Яндекс.Метрика

Results of the joint research involving scientists from the Trofimuk Institute of Petroleum Geology and Geophysics, Siberian Branch of the Russian Academy of Sciences, and Novosibirsk State University have shown the Novosibirsk region to have a great capacity to store carbon dioxide deep underground. By properly organizing the process engaging public-private partnerships we can not only improve the region’s ecology, but also increase the amount of revenues coming to the regional budget.

According to experts from the Laboratory of Hydrogeology of Sedimentary Basins of Siberia of IPGG SB RAS, Western Siberia as a whole represents one of the most promising macro-regions for long-term storage of carbon dioxide. Deep-seated aquifers and oil and gas reservoirs depleted in production may lend themselves to underground CO2 sequestration. There is also a technique for using worked out coal-mines and salt-caverns as gas storage facilities.

By injecting carbon dioxide into depleted hydrocarbon reservoirs, one can intensify the inflow of hydrocarbons, thereby providing oil producing companies an opportunity to extract residual oil reserves from them.




Verkh-Tarskoye oilfield


The Verk-Tarskoye oilfield located in the Novosibirsk region is of the greatest interest from the perspective of CO2 storage owing to its almost developed state, relatively close location to the city of Novosibirsk and high degree of exploration maturity. Specialists have all the data on the composition of reservoir fluids, their microbiological composition, formation pressure and temperatures conditions, mineralogical properties of reservoirs, etc. In addition, the oilfield has all the necessary infrastructure that will allow CO2 to be injected underground.

Researchers from IPGG SB RAS have identified a total of about 100 sites which are promising in terms of CO2 storage within Upper Jurassic reservoirs, in the Novosibirsk region alone.
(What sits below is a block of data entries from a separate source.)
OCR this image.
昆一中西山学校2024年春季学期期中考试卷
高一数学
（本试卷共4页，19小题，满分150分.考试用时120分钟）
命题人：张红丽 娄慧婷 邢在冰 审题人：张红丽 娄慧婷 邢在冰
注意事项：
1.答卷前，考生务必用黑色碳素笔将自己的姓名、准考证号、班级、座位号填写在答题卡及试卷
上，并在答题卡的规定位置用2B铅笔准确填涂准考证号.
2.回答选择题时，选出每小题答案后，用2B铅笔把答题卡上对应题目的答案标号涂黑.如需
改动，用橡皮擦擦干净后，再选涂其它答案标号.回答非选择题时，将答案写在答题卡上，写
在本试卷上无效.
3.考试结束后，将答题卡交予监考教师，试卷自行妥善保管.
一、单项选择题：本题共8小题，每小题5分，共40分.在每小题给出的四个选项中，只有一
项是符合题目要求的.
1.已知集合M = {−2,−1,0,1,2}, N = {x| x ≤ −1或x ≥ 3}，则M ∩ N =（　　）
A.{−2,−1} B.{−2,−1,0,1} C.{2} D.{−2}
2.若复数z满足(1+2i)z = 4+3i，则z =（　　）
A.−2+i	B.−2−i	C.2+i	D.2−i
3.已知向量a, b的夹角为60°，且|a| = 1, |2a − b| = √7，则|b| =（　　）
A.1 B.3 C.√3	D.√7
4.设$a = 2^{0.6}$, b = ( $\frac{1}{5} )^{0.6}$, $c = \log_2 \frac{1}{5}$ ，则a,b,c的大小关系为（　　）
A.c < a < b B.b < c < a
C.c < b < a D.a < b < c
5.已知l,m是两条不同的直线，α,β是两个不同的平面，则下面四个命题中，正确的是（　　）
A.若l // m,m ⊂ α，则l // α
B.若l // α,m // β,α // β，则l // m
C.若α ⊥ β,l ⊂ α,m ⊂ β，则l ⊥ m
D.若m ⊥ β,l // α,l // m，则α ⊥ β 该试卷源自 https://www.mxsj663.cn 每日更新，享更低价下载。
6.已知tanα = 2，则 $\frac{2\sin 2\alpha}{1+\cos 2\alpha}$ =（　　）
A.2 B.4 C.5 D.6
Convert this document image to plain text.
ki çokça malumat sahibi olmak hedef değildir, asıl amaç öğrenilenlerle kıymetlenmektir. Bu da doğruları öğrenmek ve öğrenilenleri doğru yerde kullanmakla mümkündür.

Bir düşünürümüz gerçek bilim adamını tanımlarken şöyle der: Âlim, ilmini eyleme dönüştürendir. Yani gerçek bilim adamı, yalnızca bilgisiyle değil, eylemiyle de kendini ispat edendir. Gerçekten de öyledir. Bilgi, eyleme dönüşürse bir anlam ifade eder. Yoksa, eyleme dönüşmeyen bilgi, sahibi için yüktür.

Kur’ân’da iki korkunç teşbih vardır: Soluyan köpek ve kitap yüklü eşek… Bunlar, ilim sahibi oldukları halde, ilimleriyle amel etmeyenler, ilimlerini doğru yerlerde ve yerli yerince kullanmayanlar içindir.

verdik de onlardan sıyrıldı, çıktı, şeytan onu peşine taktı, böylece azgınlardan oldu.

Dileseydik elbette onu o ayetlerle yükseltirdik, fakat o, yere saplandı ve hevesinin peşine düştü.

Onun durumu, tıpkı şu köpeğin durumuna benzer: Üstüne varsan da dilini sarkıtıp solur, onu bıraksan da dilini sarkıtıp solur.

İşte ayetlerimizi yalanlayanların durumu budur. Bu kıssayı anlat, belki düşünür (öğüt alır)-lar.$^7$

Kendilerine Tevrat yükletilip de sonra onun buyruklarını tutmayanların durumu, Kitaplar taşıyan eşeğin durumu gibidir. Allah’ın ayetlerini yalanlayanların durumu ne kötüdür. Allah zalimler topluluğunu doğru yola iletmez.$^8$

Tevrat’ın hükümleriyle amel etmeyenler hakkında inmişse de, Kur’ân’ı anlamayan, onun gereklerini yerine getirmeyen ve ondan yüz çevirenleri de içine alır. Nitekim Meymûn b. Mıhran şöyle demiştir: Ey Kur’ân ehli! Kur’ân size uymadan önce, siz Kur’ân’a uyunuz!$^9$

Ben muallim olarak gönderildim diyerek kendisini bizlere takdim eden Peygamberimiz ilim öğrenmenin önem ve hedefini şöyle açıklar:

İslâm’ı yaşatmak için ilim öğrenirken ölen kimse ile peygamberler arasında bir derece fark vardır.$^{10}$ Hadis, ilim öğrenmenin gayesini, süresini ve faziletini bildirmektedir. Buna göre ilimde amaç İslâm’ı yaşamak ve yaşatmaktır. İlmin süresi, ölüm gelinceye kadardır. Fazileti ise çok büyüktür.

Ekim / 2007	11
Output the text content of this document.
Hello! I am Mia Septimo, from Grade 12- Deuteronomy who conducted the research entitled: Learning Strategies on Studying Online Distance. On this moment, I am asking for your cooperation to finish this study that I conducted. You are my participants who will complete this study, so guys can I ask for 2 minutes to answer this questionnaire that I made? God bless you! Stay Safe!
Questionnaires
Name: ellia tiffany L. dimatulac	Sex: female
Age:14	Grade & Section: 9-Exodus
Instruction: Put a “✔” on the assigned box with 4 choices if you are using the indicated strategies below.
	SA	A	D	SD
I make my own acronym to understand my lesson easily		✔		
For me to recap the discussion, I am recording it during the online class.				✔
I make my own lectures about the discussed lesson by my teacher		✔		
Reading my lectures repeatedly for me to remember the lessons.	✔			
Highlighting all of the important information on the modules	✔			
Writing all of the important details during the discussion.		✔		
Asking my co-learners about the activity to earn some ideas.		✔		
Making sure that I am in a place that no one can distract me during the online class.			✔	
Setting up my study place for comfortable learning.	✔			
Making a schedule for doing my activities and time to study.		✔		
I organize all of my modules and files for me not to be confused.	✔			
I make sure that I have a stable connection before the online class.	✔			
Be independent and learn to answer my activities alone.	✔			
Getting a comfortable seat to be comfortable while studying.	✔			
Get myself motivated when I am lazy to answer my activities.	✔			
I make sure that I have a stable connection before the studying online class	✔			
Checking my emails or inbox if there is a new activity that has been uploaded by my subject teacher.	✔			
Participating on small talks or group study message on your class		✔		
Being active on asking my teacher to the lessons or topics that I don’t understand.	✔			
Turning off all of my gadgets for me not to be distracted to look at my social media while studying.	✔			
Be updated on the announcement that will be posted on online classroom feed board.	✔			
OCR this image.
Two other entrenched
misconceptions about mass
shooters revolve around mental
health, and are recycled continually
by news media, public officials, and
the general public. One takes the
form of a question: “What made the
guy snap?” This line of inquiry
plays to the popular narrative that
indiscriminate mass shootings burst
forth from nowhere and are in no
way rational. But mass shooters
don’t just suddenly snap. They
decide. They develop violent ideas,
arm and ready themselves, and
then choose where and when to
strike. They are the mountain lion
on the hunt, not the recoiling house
Each such "trap" is capable of storing from 0.8 to 130 million tons of carbon dioxide.

This translates into about a billion tons of carbon dioxide that can be stored in underground formations of the Novosibirsk region, which is enough to capture and inject all CO2 emissions totaled over 50 years on the scale of this region. The potential value of sellable carbon dioxide storage capacity units in Upper Jurassic aquifers within the Novosibirsk region area is over 700 billion rubles.

Thus far ,scientists from IPGG SB RAS and NSU are working on this project and intend to continue developing this topic by projecting it onto Cretaceous reservoirs.

The project is funded by NSU within the Prioritet-2030 Program.